I have code that takes a long time to run and so I've been investigating Python's multiprocessing library in order to speed things up. My code also has a few steps that utilize the GPU via PyOpenCL. The problem is, if I set multiple processes to run at the same time, they all end up trying to use the GPU at the same time, and that often results in one or more of the processes throwing an exception and quitting.
In order to work around this, I staggered the start of each process so that they'd be less likely to bump into each other:
process_list = []
num_procs = 4
# break data into chunks so each process gets it's own chunk of the data
data_chunks = chunks(data,num_procs)
for chunk in data_chunks:
if len(chunk) == 0:
continue
# Instantiates the process
p = multiprocessing.Process(target=test, args=(arg1,arg2))
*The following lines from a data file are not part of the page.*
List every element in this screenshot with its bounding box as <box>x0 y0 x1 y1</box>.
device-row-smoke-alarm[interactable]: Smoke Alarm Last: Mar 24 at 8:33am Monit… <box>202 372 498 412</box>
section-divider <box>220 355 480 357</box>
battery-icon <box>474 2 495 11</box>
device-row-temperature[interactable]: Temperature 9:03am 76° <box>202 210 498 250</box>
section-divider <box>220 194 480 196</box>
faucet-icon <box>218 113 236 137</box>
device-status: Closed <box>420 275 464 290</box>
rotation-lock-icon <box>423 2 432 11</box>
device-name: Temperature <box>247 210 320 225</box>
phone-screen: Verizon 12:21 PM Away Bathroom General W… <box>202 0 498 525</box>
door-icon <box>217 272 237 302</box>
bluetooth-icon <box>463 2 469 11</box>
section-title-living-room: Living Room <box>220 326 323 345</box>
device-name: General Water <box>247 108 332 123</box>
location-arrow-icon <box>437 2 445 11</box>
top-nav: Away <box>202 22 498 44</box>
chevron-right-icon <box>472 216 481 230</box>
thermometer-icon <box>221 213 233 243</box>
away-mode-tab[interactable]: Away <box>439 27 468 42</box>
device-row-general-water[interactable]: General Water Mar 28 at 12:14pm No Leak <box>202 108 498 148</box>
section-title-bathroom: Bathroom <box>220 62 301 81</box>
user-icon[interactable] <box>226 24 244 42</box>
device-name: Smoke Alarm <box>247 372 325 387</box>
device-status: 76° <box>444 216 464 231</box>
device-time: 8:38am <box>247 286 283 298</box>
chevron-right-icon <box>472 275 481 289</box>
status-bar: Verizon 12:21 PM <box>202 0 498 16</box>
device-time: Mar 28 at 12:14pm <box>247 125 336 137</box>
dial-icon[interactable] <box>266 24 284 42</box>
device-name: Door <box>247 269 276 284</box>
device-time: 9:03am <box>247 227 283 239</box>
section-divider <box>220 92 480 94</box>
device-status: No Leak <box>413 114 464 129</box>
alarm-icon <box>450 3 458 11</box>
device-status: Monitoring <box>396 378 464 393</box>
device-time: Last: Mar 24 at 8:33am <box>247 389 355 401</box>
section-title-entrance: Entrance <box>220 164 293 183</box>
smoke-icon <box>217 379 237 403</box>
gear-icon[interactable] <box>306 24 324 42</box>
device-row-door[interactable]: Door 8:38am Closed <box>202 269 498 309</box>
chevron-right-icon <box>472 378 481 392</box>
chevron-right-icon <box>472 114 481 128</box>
# Sticks the thread in a list so that it remains accessible
process_list.append(p)
# Start threads
j = 1
for process in process_list:
print('\nStarting process %i' % j)
process.start()
time.sleep(5)
j += 1
for process in process_list:
process.join()
I also wrapped a try except loop around the function that calls the GPU so that if two processes DO try to access it at the same time, the one who doesn't get access will wait a couple of seconds and try again:
wait = 2
n = 0
while True:
try:
gpu_out = GPU_Obj.GPU_fn(params)
except:
time.sleep(wait)
print('\n Waiting for GPU memory...')
n += 1
if n == 5:
raise Exception('Tried and failed %i times to allocate memory for opencl kernel.' % n)
continue
break
This workaround is very clunky and even though it works most of the time, processes occasionally throw exceptions and I feel like there should be a more effecient/elegant solution using multiprocessing.queue
or something similar. However, I'm not sure how to integrate it with PyOpenCL for GPU access.
Sounds like you could use a multiprocessing.Lock
to synchronize access to the GPU:
data_chunks = chunks(data,num_procs)
lock = multiprocessing.Lock()
for chunk in data_chunks:
if len(chunk) == 0:
continue
# Instantiates the process
p = multiprocessing.Process(target=test, args=(arg1,arg2, lock))
...
Then, inside test
where you access the GPU:
with lock: # Only one process will be allowed in this block at a time.
gpu_out = GPU_Obj.GPU_fn(params)
Edit:
To do this with a pool, you'd do this:
# At global scope
lock = None
def init(_lock):
global lock
lock = _lock
data_chunks = chunks(data,num_procs)
lock = multiprocessing.Lock()
for chunk in data_chunks:
if len(chunk) == 0:
continue
# Instantiates the process
p = multiprocessing.Pool(initializer=init, initargs=(lock,))
p.apply(test, args=(arg1, arg2))
...
Or:
data_chunks = chunks(data,num_procs)
m = multiprocessing.Manager()
lock = m.Lock()
for chunk in data_chunks:
if len(chunk) == 0:
continue
# Instantiates the process
p = multiprocessing.Pool()
p.apply(test, args=(arg1, arg2, lock))